BEREA—Eric Mangini looked as though he would’ve preferred to be any place other than in front of the microphone and cameras talking about the departure of his friend and hand-picked GM George Kokinis.
Mangini had an opening statement and then said he wasn’t going to talk about the subject any more—any he pretty much did.
In an opening statement, Mangini said “George is a friend of mine and I respect him,” he said. “For a variety of reasons, this didn’t work out.”
He wouldn’t say if there would be a replacement for Kokinis or anything about who would head up the scouting department and the player procurement area.
“In terms of a timetable, I have said all I can,” he said. “I understand and appreciate the questions that you have but I can’t talk about anything other than what I’ve said.
“We have a strong structure on the pro side and the college side and will continue to move on,” Mangini said. “I know you have a lot of questions, but I’m not going to address anything else.”
It was pretty apparent that he wasn’t going to say anything else, but questions continued to be thrown his way.
He was asked about Bernie Kosar’s role in the process.
“I understand the question, but I can’t say any more.”
Mangini has been the voice of the organization since he was hired by Randy Lerner, but he clearly doesn’t want to address the situation, at least publicly.
Mangini did say it was a decision made by the organization and expressed regret that things didn’t work out for Kokinis as the GM.
“It’s an organizational decision,” he said. “You never go into any situation with the intent of it not working out.”
The Process: What Mangini did talk about was, once again, the process of building the Browns back into a good team.
“What we’re going to do is going to look at it from a scheme perspective, as well as a player perspective,” Mangini said.
Mangini was asked if rebuilding the Browns is tougher than what he originally thought it would be.
“I didn’t look at it in terms of how hard it would be, but more the process,” he said. “Understanding that each place would have its own set of challenges. There isn’t a set pattern. There are things that come up every day, that aren’t on the agenda. There is no blue print.
“Consistency is the way you have to approach it,” he said. “There’s no substitute for hard work. It has been true with my experience with Bill (Belichick), Bill Parcells and it was true in my own head coaching experience in New York.”
Mangini re-stated his commitment to making the Browns a winner and said he is open to help.
“My goal is to win,” he said. “My goal is to improve. There’s never opposition to somewhat who can help us achieve that goal. That was true in New York. Bill would always listen to anybody’s ideas and was open to it, as long as it was thought out. I really respected that and appreciate what people are trying to do to help the team.
“Every mentor I’ve had that approach.”
Future Stars: Mangini was asked if he felt that any of the players he has brought in via free agency or the draft could be cornerstone players down the road for the franchise.

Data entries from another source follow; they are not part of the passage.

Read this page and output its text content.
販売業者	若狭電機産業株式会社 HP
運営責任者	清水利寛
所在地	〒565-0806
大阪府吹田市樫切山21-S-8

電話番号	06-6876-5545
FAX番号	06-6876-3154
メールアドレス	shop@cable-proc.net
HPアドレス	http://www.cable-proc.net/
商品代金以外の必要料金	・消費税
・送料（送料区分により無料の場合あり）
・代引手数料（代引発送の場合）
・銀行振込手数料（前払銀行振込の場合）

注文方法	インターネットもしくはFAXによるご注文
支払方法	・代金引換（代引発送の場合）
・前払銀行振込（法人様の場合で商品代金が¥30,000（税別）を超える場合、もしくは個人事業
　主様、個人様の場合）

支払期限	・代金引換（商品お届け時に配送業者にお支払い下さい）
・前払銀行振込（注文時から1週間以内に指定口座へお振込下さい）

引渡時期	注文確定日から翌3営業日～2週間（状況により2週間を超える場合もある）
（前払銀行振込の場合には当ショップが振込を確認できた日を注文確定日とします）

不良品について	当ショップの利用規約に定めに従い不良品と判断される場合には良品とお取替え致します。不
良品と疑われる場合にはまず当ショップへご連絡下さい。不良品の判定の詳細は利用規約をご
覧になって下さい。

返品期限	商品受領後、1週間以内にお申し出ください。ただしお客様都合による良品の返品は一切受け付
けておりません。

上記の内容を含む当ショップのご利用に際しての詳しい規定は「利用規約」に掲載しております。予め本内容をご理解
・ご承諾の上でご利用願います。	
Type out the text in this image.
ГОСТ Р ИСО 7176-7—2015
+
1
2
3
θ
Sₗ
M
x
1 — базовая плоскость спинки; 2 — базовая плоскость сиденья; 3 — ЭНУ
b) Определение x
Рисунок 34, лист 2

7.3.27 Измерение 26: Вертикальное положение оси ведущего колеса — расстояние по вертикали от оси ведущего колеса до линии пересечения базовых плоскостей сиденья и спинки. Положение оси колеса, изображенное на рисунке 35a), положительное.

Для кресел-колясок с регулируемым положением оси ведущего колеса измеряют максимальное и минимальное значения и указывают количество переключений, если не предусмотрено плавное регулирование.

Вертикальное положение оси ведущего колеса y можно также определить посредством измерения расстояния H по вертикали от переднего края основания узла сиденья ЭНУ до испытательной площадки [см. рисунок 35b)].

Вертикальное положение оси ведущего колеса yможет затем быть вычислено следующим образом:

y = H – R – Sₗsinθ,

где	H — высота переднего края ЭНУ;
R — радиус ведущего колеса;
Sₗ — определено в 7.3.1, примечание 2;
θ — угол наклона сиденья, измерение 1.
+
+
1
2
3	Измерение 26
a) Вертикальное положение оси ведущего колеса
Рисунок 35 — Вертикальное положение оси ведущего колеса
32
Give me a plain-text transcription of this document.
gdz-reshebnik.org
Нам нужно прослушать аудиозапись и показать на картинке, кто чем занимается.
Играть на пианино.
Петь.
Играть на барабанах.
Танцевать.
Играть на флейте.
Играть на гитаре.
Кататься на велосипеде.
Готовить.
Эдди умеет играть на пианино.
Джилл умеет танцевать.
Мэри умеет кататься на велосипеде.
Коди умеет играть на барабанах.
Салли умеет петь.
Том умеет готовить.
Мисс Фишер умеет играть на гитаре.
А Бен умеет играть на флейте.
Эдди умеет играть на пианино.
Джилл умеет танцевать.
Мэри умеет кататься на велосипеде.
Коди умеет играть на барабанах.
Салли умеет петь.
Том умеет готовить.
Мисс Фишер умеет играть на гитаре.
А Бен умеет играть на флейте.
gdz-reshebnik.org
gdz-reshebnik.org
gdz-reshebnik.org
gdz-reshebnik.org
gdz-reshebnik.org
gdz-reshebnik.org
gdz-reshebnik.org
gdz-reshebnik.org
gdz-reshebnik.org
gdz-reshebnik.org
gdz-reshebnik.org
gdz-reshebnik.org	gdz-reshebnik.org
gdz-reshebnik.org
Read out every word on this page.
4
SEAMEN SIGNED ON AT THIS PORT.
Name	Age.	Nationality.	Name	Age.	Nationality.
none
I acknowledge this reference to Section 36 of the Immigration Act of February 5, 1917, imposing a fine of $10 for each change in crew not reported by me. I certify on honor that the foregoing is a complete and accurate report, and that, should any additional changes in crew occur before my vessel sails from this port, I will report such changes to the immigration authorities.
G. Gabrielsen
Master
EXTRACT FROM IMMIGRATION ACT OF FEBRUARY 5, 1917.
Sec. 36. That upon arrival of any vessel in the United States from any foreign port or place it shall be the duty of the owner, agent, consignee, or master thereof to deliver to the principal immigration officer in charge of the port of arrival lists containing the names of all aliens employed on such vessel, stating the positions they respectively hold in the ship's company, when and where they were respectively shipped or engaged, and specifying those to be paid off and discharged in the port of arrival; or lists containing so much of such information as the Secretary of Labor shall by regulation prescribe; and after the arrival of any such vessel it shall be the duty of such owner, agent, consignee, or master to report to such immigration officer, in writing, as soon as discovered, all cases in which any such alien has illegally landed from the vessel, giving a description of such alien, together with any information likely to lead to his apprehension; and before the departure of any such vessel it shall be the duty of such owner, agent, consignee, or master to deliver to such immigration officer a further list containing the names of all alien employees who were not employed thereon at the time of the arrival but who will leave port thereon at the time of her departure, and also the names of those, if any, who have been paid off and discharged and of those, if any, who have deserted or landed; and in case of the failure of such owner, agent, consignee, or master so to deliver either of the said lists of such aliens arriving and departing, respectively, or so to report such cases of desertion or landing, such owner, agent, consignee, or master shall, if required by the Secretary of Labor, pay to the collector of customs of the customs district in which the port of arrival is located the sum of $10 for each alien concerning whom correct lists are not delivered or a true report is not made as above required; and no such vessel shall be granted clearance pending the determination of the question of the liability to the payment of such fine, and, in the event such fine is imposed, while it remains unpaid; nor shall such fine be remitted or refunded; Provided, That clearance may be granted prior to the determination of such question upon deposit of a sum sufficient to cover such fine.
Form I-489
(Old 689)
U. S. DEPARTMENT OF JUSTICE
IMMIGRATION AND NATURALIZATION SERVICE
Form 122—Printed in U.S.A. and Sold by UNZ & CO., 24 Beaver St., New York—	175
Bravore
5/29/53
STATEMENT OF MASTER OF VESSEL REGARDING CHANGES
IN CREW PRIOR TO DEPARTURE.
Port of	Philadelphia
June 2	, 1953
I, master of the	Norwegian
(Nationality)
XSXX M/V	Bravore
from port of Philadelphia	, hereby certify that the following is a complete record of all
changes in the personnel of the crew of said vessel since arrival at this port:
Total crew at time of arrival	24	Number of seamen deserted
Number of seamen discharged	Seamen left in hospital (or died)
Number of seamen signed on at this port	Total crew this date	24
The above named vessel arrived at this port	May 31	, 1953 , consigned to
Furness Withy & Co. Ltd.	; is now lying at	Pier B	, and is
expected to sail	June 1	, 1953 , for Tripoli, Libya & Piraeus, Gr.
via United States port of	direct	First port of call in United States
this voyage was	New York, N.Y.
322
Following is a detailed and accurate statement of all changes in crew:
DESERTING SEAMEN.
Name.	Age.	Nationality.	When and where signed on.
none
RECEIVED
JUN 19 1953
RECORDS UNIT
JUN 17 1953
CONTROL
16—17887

“I think that everybody that is here now is contributing and will contribute in the future,” he said. “I feel comfortable with the guys brought in and it’s all part of the process.”
Not Brett: Mangini was asked if third quarterback Brett Ratliff might be the starter when the team returns to the field against Baltimore.
He said “No.”
He did say that Ratliff would get more reps during the bye week, overall.
“Sometimes, the third quarterback doesn’t get many reps during the regular week,” he said. “This will give him some work."